Simms ended up being the sixth quarterback taken in the draft. Carson Palmer (No. 1 overall to Cincinnati), Byron Leftwich (Jacksonville), Kyle Boller (Baltimore), and Rex Grossman (Chicago) all went in the first round. Dave Ragone went in the third round to the Texans, nine picks before the Bucs selected the 6-4, 220-pound lefthander.
At the time, Gruden said his team was ''fortunate" Simms was available.
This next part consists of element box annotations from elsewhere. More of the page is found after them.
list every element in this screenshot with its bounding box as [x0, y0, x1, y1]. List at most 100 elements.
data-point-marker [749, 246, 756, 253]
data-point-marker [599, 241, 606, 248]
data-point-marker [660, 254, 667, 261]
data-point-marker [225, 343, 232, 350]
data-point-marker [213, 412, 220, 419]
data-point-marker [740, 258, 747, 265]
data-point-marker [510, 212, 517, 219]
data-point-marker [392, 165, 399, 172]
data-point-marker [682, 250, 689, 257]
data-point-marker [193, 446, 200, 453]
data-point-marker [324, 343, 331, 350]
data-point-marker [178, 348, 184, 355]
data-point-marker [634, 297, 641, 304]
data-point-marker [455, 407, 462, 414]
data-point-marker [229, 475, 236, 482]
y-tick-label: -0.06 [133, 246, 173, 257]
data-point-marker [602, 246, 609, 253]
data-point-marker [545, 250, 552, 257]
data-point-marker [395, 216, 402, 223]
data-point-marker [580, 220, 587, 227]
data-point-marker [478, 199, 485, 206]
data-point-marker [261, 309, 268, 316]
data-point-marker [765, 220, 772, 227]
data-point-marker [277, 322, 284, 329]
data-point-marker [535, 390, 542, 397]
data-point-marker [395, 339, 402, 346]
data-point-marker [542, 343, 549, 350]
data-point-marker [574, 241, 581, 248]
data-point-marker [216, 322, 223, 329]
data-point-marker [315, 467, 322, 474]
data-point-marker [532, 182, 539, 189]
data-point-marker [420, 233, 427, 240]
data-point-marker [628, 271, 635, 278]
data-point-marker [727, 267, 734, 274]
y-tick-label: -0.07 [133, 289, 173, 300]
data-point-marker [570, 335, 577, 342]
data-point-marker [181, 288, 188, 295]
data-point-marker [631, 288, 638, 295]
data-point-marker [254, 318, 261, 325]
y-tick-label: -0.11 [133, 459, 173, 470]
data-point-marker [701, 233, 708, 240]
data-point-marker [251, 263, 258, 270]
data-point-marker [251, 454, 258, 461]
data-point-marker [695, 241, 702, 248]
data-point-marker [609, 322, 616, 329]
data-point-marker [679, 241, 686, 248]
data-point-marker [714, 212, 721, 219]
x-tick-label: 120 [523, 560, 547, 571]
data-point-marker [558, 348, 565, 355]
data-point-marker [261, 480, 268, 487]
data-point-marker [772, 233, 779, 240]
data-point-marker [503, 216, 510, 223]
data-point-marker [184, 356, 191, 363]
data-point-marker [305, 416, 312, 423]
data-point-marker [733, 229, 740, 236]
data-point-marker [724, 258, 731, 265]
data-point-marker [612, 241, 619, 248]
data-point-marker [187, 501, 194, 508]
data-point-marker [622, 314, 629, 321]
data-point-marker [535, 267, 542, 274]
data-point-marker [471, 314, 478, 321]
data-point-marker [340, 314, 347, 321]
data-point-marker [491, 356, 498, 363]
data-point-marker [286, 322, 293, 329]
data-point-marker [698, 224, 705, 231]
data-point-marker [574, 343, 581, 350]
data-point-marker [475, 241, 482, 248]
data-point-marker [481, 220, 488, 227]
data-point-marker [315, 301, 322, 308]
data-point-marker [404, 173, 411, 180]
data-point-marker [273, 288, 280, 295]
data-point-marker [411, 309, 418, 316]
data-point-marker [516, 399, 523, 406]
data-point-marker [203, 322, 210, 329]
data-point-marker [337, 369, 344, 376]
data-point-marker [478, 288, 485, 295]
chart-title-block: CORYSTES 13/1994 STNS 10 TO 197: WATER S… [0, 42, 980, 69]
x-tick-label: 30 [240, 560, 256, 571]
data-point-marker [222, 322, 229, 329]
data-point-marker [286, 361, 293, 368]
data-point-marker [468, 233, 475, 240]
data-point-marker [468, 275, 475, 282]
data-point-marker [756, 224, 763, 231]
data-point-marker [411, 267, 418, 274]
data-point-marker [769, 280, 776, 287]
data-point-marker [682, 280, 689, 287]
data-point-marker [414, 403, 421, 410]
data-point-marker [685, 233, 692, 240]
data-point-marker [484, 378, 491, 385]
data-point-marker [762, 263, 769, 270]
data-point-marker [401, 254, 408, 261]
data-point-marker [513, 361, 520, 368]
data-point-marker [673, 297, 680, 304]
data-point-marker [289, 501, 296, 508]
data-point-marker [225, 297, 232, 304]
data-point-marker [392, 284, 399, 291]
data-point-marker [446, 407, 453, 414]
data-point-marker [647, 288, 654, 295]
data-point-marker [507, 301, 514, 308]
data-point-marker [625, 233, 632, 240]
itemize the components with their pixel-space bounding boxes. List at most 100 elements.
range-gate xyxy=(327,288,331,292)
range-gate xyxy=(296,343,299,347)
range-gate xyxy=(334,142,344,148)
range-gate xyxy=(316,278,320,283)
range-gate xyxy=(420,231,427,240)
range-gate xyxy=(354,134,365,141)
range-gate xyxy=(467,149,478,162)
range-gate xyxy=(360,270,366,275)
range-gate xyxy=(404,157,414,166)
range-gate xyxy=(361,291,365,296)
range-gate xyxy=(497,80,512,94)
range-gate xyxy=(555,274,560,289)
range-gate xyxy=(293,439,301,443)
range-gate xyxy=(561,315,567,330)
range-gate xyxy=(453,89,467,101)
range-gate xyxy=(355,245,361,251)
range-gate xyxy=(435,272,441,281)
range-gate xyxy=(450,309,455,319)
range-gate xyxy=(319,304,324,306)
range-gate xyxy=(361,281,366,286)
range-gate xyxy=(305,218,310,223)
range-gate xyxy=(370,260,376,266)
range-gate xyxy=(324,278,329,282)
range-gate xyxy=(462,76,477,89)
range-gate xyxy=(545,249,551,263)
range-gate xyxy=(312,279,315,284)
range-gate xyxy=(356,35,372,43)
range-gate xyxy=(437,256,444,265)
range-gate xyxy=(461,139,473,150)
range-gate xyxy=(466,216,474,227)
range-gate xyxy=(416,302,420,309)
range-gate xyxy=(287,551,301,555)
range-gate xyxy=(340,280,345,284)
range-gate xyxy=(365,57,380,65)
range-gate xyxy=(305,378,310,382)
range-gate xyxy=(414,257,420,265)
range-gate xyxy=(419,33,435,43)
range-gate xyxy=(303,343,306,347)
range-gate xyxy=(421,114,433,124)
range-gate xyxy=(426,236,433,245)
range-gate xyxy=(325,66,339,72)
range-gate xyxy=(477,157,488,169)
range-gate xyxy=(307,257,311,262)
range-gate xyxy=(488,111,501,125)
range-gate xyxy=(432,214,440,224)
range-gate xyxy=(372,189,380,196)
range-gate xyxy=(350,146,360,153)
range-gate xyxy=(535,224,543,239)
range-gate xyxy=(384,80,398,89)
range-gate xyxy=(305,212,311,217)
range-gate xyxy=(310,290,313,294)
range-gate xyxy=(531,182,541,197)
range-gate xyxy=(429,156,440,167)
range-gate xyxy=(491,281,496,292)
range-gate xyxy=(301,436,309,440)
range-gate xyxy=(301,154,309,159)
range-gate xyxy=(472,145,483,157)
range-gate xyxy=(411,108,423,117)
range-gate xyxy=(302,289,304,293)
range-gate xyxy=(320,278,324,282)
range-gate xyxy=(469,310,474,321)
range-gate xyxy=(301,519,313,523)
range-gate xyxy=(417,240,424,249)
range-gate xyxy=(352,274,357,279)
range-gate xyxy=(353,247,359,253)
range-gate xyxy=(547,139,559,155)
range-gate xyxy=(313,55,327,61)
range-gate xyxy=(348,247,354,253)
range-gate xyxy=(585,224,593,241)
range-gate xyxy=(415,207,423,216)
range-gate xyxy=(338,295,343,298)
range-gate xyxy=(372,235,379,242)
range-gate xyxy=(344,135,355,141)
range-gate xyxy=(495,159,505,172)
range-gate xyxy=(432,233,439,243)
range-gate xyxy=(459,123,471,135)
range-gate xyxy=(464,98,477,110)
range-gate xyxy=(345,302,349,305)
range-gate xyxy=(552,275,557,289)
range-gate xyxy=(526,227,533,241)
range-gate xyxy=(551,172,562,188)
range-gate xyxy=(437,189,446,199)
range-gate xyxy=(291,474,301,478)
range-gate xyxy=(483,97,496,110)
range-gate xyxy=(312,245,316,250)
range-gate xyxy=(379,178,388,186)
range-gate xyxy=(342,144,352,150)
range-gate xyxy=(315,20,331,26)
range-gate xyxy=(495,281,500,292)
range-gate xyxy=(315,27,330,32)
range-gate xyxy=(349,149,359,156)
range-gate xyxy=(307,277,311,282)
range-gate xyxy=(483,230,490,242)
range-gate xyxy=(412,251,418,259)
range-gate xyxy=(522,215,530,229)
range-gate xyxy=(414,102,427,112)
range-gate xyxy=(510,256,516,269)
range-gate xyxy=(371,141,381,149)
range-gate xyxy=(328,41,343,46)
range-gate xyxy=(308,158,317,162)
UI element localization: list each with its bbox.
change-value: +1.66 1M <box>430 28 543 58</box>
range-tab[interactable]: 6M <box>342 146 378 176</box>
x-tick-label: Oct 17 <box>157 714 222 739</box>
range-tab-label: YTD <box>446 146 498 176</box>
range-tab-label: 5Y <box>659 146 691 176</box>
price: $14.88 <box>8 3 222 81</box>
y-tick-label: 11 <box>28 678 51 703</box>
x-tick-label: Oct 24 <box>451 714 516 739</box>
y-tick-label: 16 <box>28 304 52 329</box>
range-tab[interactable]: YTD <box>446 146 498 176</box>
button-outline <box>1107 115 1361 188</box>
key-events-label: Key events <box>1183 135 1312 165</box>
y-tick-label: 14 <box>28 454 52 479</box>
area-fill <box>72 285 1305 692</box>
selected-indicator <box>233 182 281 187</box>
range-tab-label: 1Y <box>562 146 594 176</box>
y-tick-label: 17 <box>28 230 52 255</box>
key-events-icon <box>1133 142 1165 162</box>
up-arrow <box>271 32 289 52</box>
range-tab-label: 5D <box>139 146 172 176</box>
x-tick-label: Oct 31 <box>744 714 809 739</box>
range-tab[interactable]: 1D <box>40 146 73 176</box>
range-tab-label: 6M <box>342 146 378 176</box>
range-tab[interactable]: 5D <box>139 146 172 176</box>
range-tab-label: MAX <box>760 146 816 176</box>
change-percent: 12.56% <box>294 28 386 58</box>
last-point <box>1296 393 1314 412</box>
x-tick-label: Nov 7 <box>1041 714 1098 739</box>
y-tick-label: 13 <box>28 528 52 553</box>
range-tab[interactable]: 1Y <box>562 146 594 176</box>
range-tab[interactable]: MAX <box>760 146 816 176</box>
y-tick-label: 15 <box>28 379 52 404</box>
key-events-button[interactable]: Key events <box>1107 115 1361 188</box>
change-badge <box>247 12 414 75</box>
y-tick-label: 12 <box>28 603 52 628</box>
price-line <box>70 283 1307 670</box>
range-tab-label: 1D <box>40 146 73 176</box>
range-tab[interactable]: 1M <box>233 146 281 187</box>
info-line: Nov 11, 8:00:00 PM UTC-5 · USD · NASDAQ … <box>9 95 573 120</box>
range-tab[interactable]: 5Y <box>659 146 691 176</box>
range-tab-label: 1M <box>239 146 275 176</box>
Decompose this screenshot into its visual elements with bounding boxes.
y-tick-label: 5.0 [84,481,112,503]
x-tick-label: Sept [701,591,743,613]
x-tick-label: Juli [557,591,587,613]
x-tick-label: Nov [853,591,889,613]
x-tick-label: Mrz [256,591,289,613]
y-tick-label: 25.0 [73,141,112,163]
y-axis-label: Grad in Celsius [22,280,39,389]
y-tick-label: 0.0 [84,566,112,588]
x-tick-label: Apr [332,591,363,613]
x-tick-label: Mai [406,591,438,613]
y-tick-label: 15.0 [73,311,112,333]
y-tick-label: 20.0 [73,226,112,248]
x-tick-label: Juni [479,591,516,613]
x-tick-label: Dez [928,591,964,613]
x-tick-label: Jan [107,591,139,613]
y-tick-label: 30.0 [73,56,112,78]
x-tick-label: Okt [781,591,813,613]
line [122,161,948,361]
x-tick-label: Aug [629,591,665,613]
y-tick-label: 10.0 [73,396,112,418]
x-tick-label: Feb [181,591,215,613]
''There were probably other guys that were a little higher-rated, and obviously were drafted higher," said Belichick, ''but it wasn't like he didn't have talent and didn't have all the makings . . . attributes that an NFL quarterback has: poise, leadership, intelligence, arm strength, accuracy, touch."
Others are starting to see those skills, now that Simms is more comfortable in the Bucs' West Coast offense, which is a far cry from the vertical attack he led at Texas. The past two weeks, he has been error-free, with no turnovers in methodical wins over New Orleans and Carolina.
Saturday will be just his 10th start in the NFL.
''It's a credit to him. [Quarterbacks coach] Paul Hackett deserves credit, too," Gruden said. ''The turnovers that he did have, a couple of them were preventable on his part, and a couple of them, there's nothing you can do when you get blindsided, when you don't see the rush coming.
''I think he realizes that one of the key ingredients to winning in football is good decision-making and not turning the ball over, don't put your team in bad situations.
''The players are responding to him."